New exhibition features a rich assortment of Arts and Crafts furnishings from the early twentieth century, from Gustav Stickley textiles to Dirk van Erp copper and art pottery by Rookwood and Paul Revere Pottery

The Arts and Crafts movement emerged in England in the 1880s and reached its apex from the 1890s to the outbreak of World War I.  In response to the Industrial Revolution and mass-produced, machine-made objects, the movement emphasized a return to hand craftsmanship. Inspired by the writings of John Ruskin (1819–1900), who exalted the medieval craft guild system, artist and designer William Morris (1834–96) served as the movement’s spearhead.  Arts and Crafts advocates rejected the ornate designs and compositions of Victorian-era interiors.  Instead, they encouraged quality materials and construction with simple forms and motifs derived from nature.  For the first time, many women took leading roles as designers and decorators in workshops created specifically to train and employ females.

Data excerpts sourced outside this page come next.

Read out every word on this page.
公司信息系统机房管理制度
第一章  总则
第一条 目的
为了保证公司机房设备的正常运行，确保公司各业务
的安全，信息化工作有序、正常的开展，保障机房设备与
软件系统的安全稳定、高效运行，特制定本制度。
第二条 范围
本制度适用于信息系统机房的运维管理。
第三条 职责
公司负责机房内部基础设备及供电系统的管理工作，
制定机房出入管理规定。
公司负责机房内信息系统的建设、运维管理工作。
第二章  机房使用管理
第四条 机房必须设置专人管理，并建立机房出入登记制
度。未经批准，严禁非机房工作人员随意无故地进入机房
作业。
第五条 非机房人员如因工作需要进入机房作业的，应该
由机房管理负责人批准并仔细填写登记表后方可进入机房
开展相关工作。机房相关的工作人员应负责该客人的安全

Leading proponent of the Arts and Crafts movement in the United States, Gustav Stickley (1858-1942) batch-produced unadorned, carefully constructed, oak furniture in Syracuse, New York.  His company also offered textiles and metalwork.  In 1901, Stickley launched The Craftsman periodical, which promoted Arts and Crafts nationwide.  Another pivotal American figure, Elbert Hubbard (1856–1915), founded Roycroft in East Aurora, New York.  The Roycroft community produced some of the finest furnishings and metalwork of the era.

California quickly embraced and created its own regional variations of Arts and Crafts.  A number of leading artisans called the state home; many of them lived and worked in San Francisco.  Dirk van Erp (1862-1933), considered the finest coppersmith of the Arts and Crafts era, crafted table lamps with hand-hammered copper bases accented by mica shades, which produced a warm, amber glow when lit.  Harry St. John Dixon (1890-1967) trained under van Erp and later worked for Lillian Palmer (1871-1961), who lent a considerably feminine air to Bay Area copper.

At Home with Arts and Crafts is located pre-security in the International Terminal Main Hall Departures Lobby, San Francisco International Airport.  This exhibition is accessible to all airport visitors from April 22, 2017, to December 10, 2017.